New Collaboration Seeks to Bridge East-West Medicine Divide
Posted in GUMC Stories | Tagged pursuing excellence
FEBRUARY 16, 2014 - Georgetown University Medical Center (GUMC) is seeking to promote the integration of traditional Eastern approaches to medicine with evidence-based medicine through a new collaboration with a medical center in South Korea.
The agreement is with the Comprehensive and Integrative Medicine Institute (CIMI) at Daegu Catholic University Medical Center in Daegu, South Korea. Daegu is the fourth-largest city in South Korea, located in the southeast of the country.
Anticipated in the agreement are a number of projects aiming to bridge the divide between different styles of medicine: the traditional comprehensive and integrative medicine of Korea and China, and the scientific, evidence-based complementary/alternative medicine (CAM) of the United States. The projects are funded by a $250,000 grant from the South Korean government.
“We have a vested significant interest in fully understanding the value of complementary and alternative medicine, including having incorporated it into our medical school curriculum and offering a master’s degree in this area,” says Robert Clarke, PhD, DSc , dean for research at GUMC. “We have already identified several areas which have excellent potential for collaboration.”
Establishing a Shared Framework
Projects include the possibility of establishing a global Institutional Review Board (IRB) for CIMI protocols, as well as launching an international peer-reviewed journal focused on studies that integrate Korean traditional medicine with Chinese and Western medicine. The journal, which will be published in English and will accept submissions from around the world, will be under the direction of James Giordano, PhD , professor of biochemistry and molecular & cellular biology at GUMC.

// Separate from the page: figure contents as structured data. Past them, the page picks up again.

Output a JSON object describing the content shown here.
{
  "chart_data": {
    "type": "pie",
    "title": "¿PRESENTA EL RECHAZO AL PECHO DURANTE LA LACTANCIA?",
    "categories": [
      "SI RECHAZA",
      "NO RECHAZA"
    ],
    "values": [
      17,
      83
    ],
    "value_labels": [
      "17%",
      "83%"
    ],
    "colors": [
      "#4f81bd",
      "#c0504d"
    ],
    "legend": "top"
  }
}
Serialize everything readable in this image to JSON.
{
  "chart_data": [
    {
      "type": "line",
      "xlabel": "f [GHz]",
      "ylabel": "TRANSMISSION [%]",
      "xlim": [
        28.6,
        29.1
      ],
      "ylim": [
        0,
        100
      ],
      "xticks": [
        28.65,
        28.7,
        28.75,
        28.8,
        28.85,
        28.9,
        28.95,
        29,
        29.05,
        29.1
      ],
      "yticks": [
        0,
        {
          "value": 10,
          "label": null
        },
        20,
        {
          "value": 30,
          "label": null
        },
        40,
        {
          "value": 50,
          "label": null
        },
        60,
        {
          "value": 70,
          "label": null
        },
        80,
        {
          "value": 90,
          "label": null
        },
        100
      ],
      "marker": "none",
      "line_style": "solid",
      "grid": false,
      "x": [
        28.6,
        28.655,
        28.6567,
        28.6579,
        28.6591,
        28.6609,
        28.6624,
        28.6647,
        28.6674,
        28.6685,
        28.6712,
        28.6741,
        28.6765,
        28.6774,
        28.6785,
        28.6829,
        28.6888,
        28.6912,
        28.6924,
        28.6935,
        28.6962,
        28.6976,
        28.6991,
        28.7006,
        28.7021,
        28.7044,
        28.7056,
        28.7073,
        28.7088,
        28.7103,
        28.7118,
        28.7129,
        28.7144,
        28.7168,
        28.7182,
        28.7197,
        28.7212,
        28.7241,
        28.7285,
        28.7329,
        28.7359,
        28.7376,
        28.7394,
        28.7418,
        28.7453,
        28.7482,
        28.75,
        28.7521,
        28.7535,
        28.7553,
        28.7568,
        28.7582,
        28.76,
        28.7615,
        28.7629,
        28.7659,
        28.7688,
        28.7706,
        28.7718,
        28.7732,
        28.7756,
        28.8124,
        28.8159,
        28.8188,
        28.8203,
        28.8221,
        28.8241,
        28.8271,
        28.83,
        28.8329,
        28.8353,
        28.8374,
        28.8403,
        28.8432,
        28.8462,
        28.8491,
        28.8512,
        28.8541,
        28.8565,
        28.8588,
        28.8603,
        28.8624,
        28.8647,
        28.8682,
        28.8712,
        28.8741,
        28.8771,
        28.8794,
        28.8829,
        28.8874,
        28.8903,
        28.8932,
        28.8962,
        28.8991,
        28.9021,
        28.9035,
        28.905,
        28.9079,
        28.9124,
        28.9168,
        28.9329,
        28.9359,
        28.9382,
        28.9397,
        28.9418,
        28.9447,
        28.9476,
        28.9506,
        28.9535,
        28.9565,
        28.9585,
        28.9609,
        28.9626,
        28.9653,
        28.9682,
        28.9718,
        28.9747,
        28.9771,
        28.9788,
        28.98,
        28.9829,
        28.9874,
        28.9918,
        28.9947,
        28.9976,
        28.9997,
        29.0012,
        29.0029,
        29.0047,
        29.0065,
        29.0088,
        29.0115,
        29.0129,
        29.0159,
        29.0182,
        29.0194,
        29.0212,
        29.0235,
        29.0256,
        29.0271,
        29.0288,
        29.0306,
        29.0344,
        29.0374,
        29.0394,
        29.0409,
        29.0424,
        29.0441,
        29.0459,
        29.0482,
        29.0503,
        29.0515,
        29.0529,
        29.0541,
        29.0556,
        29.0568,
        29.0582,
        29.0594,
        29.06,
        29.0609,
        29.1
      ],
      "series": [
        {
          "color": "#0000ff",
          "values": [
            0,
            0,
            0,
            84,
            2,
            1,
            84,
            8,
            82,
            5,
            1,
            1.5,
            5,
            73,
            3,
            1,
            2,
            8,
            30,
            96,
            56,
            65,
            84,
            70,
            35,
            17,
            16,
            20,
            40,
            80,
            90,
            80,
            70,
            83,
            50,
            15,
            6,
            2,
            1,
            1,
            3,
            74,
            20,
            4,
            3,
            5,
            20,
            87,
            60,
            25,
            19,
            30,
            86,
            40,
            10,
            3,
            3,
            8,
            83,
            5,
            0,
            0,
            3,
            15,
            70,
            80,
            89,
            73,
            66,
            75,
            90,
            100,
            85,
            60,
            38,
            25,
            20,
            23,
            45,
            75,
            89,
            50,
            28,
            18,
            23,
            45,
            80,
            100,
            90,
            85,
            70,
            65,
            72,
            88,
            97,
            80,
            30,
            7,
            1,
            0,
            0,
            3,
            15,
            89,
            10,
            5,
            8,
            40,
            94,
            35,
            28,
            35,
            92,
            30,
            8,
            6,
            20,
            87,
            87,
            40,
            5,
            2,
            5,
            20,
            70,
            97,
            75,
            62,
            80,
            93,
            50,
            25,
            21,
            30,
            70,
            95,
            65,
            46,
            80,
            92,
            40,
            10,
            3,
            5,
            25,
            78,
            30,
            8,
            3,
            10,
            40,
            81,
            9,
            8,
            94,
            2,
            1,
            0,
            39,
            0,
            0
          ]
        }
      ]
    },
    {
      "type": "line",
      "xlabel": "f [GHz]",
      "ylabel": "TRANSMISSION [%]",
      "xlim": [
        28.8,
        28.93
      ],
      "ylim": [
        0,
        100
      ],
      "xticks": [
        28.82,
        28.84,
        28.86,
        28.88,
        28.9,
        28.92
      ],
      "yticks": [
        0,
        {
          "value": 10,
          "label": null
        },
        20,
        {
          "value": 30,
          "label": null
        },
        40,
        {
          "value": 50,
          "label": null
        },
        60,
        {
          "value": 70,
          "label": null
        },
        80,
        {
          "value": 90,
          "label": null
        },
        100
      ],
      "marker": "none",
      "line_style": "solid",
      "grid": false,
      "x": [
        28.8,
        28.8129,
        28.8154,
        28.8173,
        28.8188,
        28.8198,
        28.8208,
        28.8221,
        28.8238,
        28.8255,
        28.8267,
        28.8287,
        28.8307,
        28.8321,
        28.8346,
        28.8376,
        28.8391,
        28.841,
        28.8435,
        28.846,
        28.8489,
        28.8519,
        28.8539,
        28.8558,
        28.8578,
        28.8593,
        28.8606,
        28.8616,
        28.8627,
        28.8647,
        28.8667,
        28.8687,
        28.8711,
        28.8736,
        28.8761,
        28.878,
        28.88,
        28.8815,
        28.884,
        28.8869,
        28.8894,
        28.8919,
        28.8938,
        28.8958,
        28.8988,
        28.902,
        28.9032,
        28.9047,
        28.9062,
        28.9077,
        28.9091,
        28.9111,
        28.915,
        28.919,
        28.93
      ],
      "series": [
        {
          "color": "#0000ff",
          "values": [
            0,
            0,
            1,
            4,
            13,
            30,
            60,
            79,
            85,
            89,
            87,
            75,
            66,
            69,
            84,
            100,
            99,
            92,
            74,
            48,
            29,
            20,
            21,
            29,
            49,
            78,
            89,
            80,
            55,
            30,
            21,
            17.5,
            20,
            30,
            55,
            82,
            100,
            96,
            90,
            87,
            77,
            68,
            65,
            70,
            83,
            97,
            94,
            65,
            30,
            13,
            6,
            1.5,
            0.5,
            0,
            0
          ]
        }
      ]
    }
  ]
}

Another facet is the development of a collaborative bioinformatics project that leverages existing resources such as the Georgetown Database of Cancer (G-DOC®) to advance personalized medicine research involving complementary and integrative medicine. GUMC will also assist CIMI in designing and developing patient treatment protocols and pre-clinical research projects.
Opportunities for collaborative research projects are abundant, according to Clarke and Kevin FitzGerald, SJ, PhD , associate professor in oncology and the Dr. David P. Lauler Chair for Catholic Health Care Ethics at GUMC.
FitzGerald, who has helped spearhead this agreement, says this lays the groundwork for “finding answers to pressing scientific and regulatory questions” regarding a growing international field that has come to be known as complementary and integrative medicine (CIM).
For example, researchers have long studied the safety and efficacy of herbal treatments for cancer, but testing such treatments in people presents a regulatory challenge.
“How do you develop and run a clinical trial with an herbal treatment if you don’t know exactly what is in it? There are many pressing international regulatory questions to be addressed,” FitzGerald says.
Other joint research opportunities involve the use of acupuncture to treat side effects of cancer treatment and the effects of various medicinal herbs on cells that have been conditionally reprogrammed—referring to a groundbreaking technique developed at Georgetown that keeps cells alive indefinitely in the laboratory.
The collaboration also establishes the possibility for training opportunities where Georgetown students and trainees could study and work in South Korea, and vice versa.
Going Global
FitzGerald notes that advances in genetic research have led to a more personalized approach to medicine that requires a more integrated understanding of—not just a person’s genes—but also their lifestyle, diet and day-to-day environment. Further, as medicine becomes more globalized, it is essential to consider all the environmental and cultural factors around the globe that may contribute to each patient’s overall picture of health.
“If we are seeking to promise patients the individualization of health care, we have to go about it with a global perspective,” FitzGerald says.
As a next step, GUMC will host the Global Comprehensive and Integrative Medicine Summit on Feb. 24 for a variety of collaborators from the United States, South Korea and China.